Like myself, Cywinski also read in the paper about Omar Farouk’s trial, conviction, and sentencing. And also like myself, Cywinski has no specific connection—or any connection—to Nigeria at all, let alone to the trial of one specific child in Kano State, a place to which he obviously also has no connection. It is true that Cywinski welcomed the President of Nigeria, Muhammadu Buhari, to the Auschwitz Memorial and Museum in 2018, at which time the Buhari toured the site and spoke movingly about the experience. (For the official Nigerian government press release regarding President Buhari’s visit, click here.) But other than that one single meeting, there was no ongoing connection between the two. And yet Cywinski saw in their chance encounter a crack in the harsh escutcheon of a mostly uncaring world and the concomitant opportunity to shine some light through it into the darkness.

And so he sat down and wrote a letter to the President of Nigeria, a man whose visit to Auschwitz lasted, so the press release mentioned above, precisely one hour and ten minutes. And in that letter he asked the President to intercede on the lad’s behalf, writing as follows, “As the director of the Auschwitz Memorial, that commemorates the victims and preserves the remains of the German Nazi concentration and extermination camp, where children were imprisoned and murdered, I cannot remain indifferent to this disgraceful sentence for humanity. Regardless of what [Omar] said, he cannot be treated as fully aware and responsible, given his age. He should not be subjected to the loss of the entirety of his youth, be deprived of opportunities, and stigmatized physically, emotionally, and educationally for the rest of his life.”

So far, so good. But then he made an exceptional offer: as the master of a place in which countless children were murdered, he offered personally to go to Nigeria for the sake of a single child and serve a month of the boy’s sentence…and, at the same, time, to sign up another 119 adults from around the world to do the same thing so that the child’s 120-month sentence would be served by adults far more able to withstand the deprivations and menial labor of prison life than any child could or should.  Who these other 119 people are, Cywinski hasn’t said. Just that they exist and that there were far more than just 119 people ready to sign up and travel to Nigeria if the President would permit this actually to happen.

This would not be a popular decision for the Nigerian President to make. A mob of angry citizens took matters into its own hands the other day and burnt Yahaya Sharif’s home to the ground. Young Omar’s own mother had to flee from a similar mob intent on punishing her for having raised a blasphemer. Mobs in Nigeria have also killed individuals merely accused of blasphemy without waiting for anything as time-consuming as an actual trial.

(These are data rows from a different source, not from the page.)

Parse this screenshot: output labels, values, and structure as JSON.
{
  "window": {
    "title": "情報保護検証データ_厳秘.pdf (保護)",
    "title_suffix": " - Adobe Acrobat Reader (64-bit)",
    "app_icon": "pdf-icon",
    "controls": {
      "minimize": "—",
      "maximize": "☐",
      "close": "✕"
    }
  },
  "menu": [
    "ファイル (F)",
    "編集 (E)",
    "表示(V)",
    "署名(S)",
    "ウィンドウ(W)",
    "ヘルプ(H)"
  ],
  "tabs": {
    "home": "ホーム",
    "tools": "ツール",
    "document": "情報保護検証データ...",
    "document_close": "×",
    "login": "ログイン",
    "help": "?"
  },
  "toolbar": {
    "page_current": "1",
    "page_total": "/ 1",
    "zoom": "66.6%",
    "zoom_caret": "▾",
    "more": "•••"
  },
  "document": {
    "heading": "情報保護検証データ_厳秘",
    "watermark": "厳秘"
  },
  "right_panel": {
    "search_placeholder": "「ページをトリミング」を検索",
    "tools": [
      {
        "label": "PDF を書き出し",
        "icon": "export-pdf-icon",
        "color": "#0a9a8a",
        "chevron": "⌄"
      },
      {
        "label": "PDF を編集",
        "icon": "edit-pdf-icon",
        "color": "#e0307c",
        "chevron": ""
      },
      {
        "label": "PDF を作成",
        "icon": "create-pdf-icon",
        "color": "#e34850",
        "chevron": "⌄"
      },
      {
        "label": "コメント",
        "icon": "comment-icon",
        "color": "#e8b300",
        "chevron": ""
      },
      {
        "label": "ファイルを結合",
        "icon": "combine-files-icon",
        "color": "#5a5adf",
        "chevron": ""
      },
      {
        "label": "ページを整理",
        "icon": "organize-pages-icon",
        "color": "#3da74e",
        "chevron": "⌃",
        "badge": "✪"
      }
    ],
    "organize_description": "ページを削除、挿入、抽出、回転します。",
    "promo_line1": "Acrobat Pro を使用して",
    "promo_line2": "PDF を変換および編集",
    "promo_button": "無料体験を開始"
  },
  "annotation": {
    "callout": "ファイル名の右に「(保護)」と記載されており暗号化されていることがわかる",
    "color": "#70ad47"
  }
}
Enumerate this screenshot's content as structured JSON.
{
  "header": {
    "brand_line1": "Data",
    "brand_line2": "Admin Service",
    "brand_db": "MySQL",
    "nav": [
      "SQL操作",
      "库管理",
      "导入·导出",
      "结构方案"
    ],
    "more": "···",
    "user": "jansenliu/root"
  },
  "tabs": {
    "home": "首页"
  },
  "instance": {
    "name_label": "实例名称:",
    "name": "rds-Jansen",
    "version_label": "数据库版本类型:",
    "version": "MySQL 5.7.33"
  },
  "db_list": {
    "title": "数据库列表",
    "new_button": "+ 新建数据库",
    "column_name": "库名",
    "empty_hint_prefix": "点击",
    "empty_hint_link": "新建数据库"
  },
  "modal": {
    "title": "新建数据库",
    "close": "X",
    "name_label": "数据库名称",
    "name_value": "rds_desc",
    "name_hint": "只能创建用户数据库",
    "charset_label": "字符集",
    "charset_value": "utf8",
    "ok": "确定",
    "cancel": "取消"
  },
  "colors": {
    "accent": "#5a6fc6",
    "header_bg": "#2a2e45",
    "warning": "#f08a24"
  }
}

And yet…whatever President Buhari’s decision finally is, the notion that the director of the Auschwitz memorial would offer to leave his home, his family, his workplace, and his nation voluntarily to accept incarceration in a Nigerian prison to spare a child he hasn’t ever met and of whom he only heard the other week when his sentence was announced—that is precisely the kind of gesture that gives true meaning to the old rabbinic notions that there are people who can acquire a portion in the World to Come with a single gesture…and that the possibility of bringing healing and repair to the world is not solely in the hands of saints and heroes, but also in the hands of ordinary people possessed of eyes that see, ears that hear, and hearts that cannot bear harshness and cruelty at all…and particularly, perhaps, when directed towards a child. Piotr Cywinski’s gesture is an illustration of just how profound a lesson a teacher possessed of the courage to do good in the world can teach merely by leading by example. Yesh adam she-koneh et olamo b’shaah achat. There are those who struggle for years and years to justify their place on earth…and others who do precisely that in as long as it takes to write a letter and make it public.